Originally Posted By: hybrid8
Now if you wanted to say that the Nintendo Wii, DS or Sony Playstations are closed I might be inclined to agree with you.

Aw man, I was going to ditch this conversation but I should have figured I couldn't.

I'm tired of people comparing development for Apple with development for the console video game market. They talked about this on Buzz Out Loud a week ago, and had a game developer write in about how it was just as difficult to develop for console companies, and how they'll reject your app for the tiniest little errors like forgetting to capitalize something.

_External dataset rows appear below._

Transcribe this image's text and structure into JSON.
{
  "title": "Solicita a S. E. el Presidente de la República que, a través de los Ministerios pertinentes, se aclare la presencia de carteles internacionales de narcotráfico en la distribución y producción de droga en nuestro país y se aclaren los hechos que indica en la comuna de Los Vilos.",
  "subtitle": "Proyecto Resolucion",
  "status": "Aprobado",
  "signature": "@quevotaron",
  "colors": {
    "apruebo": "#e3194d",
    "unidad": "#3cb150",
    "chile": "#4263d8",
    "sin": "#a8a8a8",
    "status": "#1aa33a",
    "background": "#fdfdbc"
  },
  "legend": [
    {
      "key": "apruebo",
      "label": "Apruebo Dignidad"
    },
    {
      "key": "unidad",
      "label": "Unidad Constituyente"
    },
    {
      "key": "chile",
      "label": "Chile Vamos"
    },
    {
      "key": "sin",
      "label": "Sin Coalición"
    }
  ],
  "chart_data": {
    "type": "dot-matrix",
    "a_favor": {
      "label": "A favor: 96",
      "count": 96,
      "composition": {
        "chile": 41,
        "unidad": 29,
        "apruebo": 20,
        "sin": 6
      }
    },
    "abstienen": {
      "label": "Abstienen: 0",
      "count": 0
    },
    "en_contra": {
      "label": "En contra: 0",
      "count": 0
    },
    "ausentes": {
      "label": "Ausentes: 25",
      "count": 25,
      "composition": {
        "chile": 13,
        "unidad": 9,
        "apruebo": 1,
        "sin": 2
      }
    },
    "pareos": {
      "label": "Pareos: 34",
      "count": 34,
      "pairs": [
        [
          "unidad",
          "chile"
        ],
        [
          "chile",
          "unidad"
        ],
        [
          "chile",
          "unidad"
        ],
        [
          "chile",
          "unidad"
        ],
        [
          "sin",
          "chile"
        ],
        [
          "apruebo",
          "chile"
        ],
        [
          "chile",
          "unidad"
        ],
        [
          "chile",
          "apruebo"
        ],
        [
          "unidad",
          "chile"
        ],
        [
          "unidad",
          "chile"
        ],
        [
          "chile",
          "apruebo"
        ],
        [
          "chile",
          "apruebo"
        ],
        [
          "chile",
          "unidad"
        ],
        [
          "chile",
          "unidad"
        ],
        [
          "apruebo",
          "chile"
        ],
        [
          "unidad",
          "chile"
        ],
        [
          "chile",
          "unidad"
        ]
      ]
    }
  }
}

I consequently wrote them an email that they read on the air. My argument (and I'm paraphrasing my email) was that this developer was complaining about the stringency of the requirements the game studios placed upon him, but from what he said himself, he knows those rules up front, and if he does things correctly they game will get through.

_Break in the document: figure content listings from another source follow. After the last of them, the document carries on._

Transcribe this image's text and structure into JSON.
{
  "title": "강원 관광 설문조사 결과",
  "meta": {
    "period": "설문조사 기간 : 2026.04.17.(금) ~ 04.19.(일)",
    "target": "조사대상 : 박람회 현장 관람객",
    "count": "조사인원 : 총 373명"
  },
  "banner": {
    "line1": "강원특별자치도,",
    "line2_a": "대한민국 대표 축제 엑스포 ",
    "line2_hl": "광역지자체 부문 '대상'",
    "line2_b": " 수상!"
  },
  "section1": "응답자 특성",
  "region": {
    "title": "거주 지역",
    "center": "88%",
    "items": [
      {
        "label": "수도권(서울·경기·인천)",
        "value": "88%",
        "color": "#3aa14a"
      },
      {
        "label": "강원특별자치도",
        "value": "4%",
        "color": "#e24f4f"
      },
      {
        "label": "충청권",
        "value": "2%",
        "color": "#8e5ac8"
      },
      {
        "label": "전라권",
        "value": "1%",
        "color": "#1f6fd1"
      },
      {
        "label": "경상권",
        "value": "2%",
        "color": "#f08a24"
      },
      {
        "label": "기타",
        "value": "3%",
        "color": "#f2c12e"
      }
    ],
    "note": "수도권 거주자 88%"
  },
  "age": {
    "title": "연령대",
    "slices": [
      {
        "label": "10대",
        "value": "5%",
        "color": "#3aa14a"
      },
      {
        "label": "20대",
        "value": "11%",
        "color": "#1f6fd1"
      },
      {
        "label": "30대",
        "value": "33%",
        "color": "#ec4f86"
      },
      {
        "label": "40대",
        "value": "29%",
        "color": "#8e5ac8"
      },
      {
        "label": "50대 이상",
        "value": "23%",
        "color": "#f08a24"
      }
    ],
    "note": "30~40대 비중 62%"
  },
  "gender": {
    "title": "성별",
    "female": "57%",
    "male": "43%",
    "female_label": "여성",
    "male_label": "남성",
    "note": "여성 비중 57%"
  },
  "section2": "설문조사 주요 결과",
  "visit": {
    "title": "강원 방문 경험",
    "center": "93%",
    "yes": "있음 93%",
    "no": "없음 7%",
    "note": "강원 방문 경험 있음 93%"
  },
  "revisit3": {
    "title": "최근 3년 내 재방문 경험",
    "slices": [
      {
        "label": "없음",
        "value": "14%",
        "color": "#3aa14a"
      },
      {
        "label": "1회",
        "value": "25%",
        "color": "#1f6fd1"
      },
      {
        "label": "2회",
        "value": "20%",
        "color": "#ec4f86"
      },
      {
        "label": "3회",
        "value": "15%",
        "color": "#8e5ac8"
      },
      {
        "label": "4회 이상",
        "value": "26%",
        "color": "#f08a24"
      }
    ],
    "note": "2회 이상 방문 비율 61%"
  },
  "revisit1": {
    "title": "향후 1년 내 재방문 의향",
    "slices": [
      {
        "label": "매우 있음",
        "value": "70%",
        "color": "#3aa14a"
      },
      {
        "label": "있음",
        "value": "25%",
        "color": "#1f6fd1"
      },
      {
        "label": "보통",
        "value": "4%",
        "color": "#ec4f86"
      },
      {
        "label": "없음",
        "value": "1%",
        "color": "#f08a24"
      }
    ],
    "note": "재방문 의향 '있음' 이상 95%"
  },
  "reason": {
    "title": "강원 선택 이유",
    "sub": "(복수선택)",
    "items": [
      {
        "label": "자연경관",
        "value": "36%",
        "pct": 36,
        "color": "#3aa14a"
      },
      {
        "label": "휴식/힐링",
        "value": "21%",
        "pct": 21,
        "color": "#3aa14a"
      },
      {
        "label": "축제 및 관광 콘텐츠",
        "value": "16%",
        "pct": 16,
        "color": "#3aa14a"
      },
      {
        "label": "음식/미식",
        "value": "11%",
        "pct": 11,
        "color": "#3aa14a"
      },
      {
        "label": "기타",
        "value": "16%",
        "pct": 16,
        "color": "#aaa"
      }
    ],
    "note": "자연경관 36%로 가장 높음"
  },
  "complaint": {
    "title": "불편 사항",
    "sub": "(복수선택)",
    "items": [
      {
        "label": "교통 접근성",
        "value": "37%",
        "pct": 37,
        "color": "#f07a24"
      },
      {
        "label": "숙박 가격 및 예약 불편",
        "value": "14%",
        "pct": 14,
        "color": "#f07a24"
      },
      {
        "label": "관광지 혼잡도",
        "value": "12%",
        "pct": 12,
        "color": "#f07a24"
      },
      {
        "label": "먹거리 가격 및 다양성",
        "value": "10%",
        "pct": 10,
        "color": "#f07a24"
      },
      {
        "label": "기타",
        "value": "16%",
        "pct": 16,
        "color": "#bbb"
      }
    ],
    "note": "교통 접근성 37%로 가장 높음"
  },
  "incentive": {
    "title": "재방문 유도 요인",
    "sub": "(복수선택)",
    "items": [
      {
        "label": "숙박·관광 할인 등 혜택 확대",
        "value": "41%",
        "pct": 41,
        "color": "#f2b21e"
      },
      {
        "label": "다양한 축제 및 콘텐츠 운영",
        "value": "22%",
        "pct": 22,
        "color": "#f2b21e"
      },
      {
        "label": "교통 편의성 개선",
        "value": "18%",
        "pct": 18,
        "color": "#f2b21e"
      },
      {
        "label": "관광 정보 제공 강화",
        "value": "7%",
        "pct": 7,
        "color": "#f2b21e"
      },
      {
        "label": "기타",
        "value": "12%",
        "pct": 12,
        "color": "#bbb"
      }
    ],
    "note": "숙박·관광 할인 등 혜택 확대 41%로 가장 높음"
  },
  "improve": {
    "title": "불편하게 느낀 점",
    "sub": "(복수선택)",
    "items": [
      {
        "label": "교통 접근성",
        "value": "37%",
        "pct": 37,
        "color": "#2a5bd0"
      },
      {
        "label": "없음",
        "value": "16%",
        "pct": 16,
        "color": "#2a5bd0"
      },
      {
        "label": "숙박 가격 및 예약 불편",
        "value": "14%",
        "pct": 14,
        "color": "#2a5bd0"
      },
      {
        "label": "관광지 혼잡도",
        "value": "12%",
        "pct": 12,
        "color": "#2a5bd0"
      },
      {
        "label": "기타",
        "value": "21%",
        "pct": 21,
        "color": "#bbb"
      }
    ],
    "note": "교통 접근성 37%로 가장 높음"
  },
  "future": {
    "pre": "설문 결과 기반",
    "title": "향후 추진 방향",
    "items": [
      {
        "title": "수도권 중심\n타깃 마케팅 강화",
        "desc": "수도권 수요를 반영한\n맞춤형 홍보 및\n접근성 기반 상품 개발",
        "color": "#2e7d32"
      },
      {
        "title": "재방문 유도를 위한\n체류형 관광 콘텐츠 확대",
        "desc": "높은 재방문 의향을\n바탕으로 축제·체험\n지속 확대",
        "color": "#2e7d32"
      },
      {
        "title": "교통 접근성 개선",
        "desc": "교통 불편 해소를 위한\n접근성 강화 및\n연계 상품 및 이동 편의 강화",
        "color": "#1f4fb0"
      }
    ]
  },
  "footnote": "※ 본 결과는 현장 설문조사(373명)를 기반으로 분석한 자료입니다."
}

The complaint about the App Store is that the approval department is capricious at best. The least of the problems is that you don't know whether your app will be approved while you're developing it. Your app can get approved, you start making money on it, and then get removed later on. The latest was that app that taught kids how to program. To be honest, I agreed with their reasons for not allowing it in the store, because it plainly violated their rules, but it shouldn't have been approved to begin with.

So the primary reason the comparison between App Store approval and game company approval is completely inaccurate is that I've never heard of a game being pulled off every single store shelf because Nintendo, Sony, Microsoft, Sega, Atari, etc determined after the fact that they didn't like something about it. If it's happened, I'd wager you could count the number of titles on one hand, whereas Apple has pulled hundreds of apps in this manner.

Crap, that was way more time than I wanted to devote to this nonsense. This argument is tiring. I like the iPhone as a product, and the App Store was a brilliant innovation in the world of mobile communication and devices. That doesn't change the fact that Apple's approval process is terrible, and anyone developing for them now has no excuse to be upset if something Apple does completely disrupts their business.